Stuart Ellsworth, engineering manager for the agency, says it also has done an evaluation following a larger, magnitude-4 earthquake that happened Dec. 23 in northern New Mexico, just across the border from Trinidad, Colo. But it found that the few Colorado injection wells near that epicenter are relatively inactive, either being shut in or having fluids injected at a low rate.
The quake around 11:15 p.m. Christmas night was a magnitude 2.9 with an epicenter just south of the Colorado River. On Oct. 23 another, an even smaller quake of a magnitude 2.1 occurred almost immediately north of the Dec. 25 epicenter, just across the river and Interstate 70.
Ellsworth said four companies are operating injection wells within about 6 miles of the site of the Christmas Day quake, mostly to the southwest. All are injecting wastewater at low volumes and within specified pressures, he said. Higher injection volume rates and pressures are considered factors that could contribute to earthquakes.
Scientists and Oklahoma’s state government have determined there’s an apparent correlation between oil and gas wastewater wells and a sharp increase in earthquakes in that state. And an injection well in the Greeley area was linked a few years ago to a 3.2-magnitude quake and smaller subsequent ones.
Ellsworth said Colorado has about 350 wastewater disposal wells, compared to about 3,000 in Oklahoma. Wells in Oklahoma are undergoing injection rates of about 30,000 to 60,000 barrels of water a day, and the Greeley well had an injection rate of 10,000 barrels a day. Ellsworth said most wells in Colorado see injection rates of about 1,000 barrels a day. He said rock formations can’t absorb water being injected into them at too fast of a rate, and the science suggests against exceeding 10,000 barrels a day.
The COGCC has instituted a system for responding to earthquakes in areas where there are injection wells, with criteria for moderating or suspending operations in the case of higher-magnitude quakes. The system calls for monitoring an area in the case of an earthquake of magnitude 2.5 or higher, and so the agency is monitoring the area of the Christmas quake, Ellsworth said.
Ellsworth said the COGCC hasn’t requested any injection-operation changes by companies in the case of either the Garfield County or New Mexico border quakes.
Don Blakeman, a geophysicist and earthquake analyst with the U.S. Geological Survey, noted that earthquakes aren’t uncommon in Colorado.
“We see them every once in a while. They’re not unusual at all,” Blakeman said.
Ellsworth said there were two quakes in that same area west of New Castle back in the 1990s.
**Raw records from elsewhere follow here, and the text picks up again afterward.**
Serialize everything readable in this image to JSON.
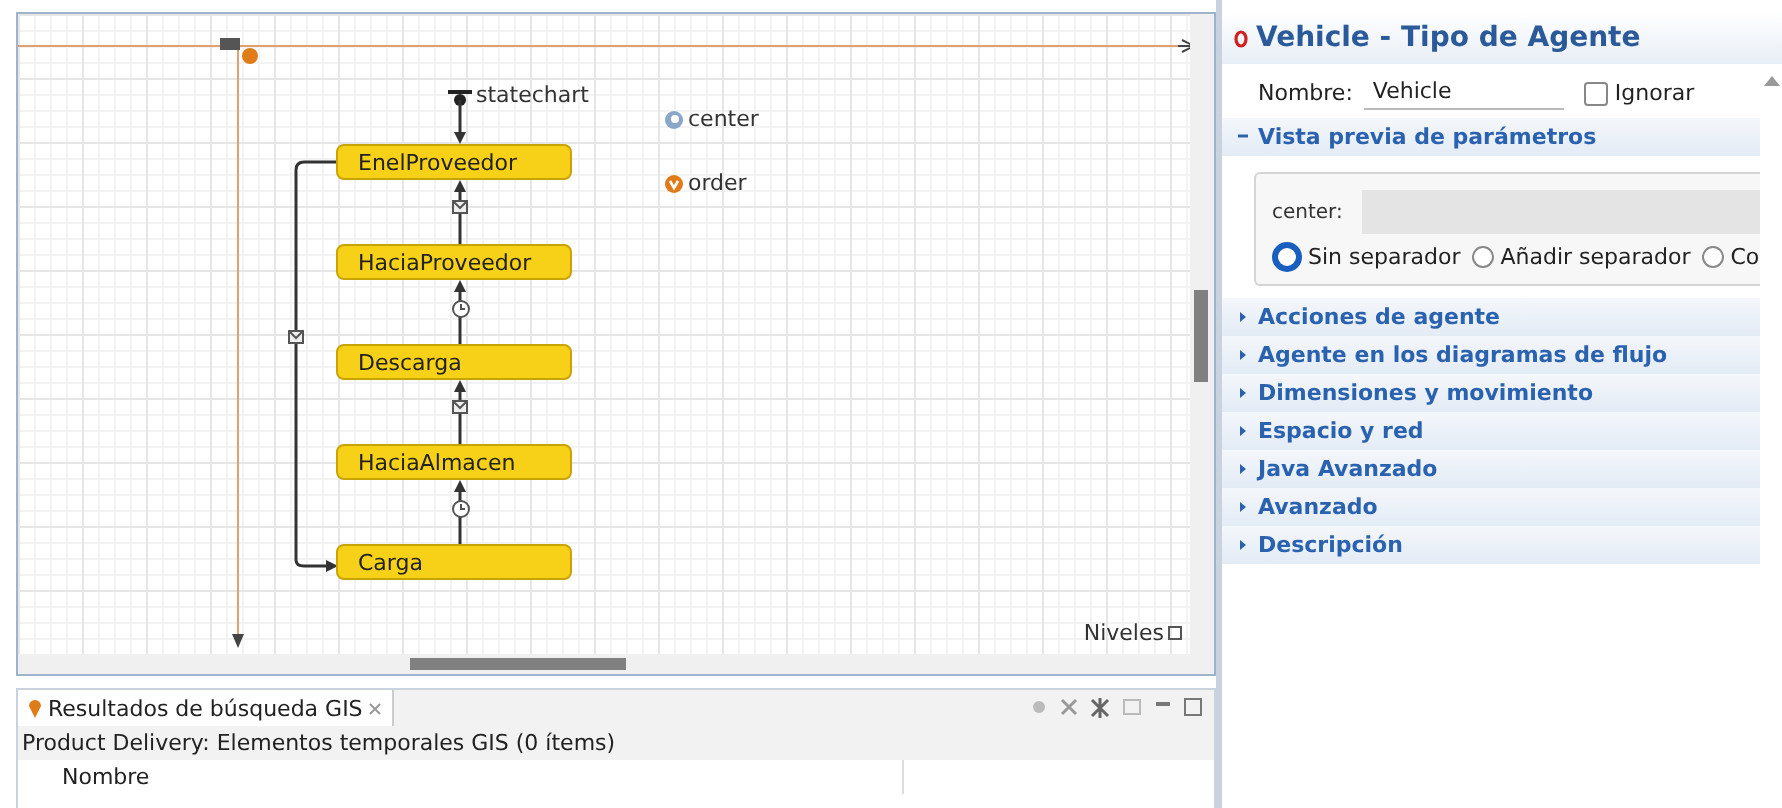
{
  "canvas": {
    "states": [
      {
        "name": "EnelProveedor"
      },
      {
        "name": "HaciaProveedor"
      },
      {
        "name": "Descarga"
      },
      {
        "name": "HaciaAlmacen"
      },
      {
        "name": "Carga"
      }
    ],
    "transitions": [
      {
        "kind": "message"
      },
      {
        "kind": "timeout"
      },
      {
        "kind": "message"
      },
      {
        "kind": "timeout"
      }
    ],
    "loop_transition": {
      "kind": "message"
    },
    "statechart_label": "statechart",
    "elements": [
      {
        "kind": "parameter",
        "label": "center"
      },
      {
        "kind": "variable",
        "label": "order"
      }
    ],
    "levels_label": "Niveles"
  },
  "bottom_panel": {
    "tab": {
      "label": "Resultados de búsqueda GIS",
      "selected": true
    },
    "summary": "Product Delivery: Elementos temporales GIS (0 ítems)",
    "columns": [
      "Nombre"
    ]
  },
  "properties": {
    "title": "Vehicle - Tipo de Agente",
    "name_label": "Nombre:",
    "name_value": "Vehicle",
    "ignore": {
      "label": "Ignorar",
      "checked": false
    },
    "sections": [
      {
        "label": "Vista previa de parámetros",
        "expanded": true,
        "field_label": "center:",
        "radios": [
          {
            "label": "Sin separador",
            "selected": true
          },
          {
            "label": "Añadir separador",
            "selected": false
          },
          {
            "label": "Co",
            "selected": false
          }
        ]
      },
      {
        "label": "Acciones de agente",
        "expanded": false
      },
      {
        "label": "Agente en los diagramas de flujo",
        "expanded": false
      },
      {
        "label": "Dimensiones y movimiento",
        "expanded": false
      },
      {
        "label": "Espacio y red",
        "expanded": false
      },
      {
        "label": "Java Avanzado",
        "expanded": false
      },
      {
        "label": "Avanzado",
        "expanded": false
      },
      {
        "label": "Descripción",
        "expanded": false
      }
    ]
  }
}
That was before there was much drilling and injection well activity in that area. He said there haven’t been a lot of earthquakes in western Colorado’s Piceance Basin despite it being peppered with injection wells, and there’s never been a correlation between injection wells and earthquakes in the basin.
Decades ago in the Rangely area, federal researchers affirmed the ability to inject fluids to the point of causing seismic activity by doing just that, Ellsworth said.
While some researchers have suggested a link between high-rate injection wells and earthquakes in the Trinidad area, Ellsworth said the COGCC has never been able to make a correlation between injection activities and quakes there. Part of the problem in trying to draw such conclusions in that area is that it has a long history of natural-occurring earthquakes.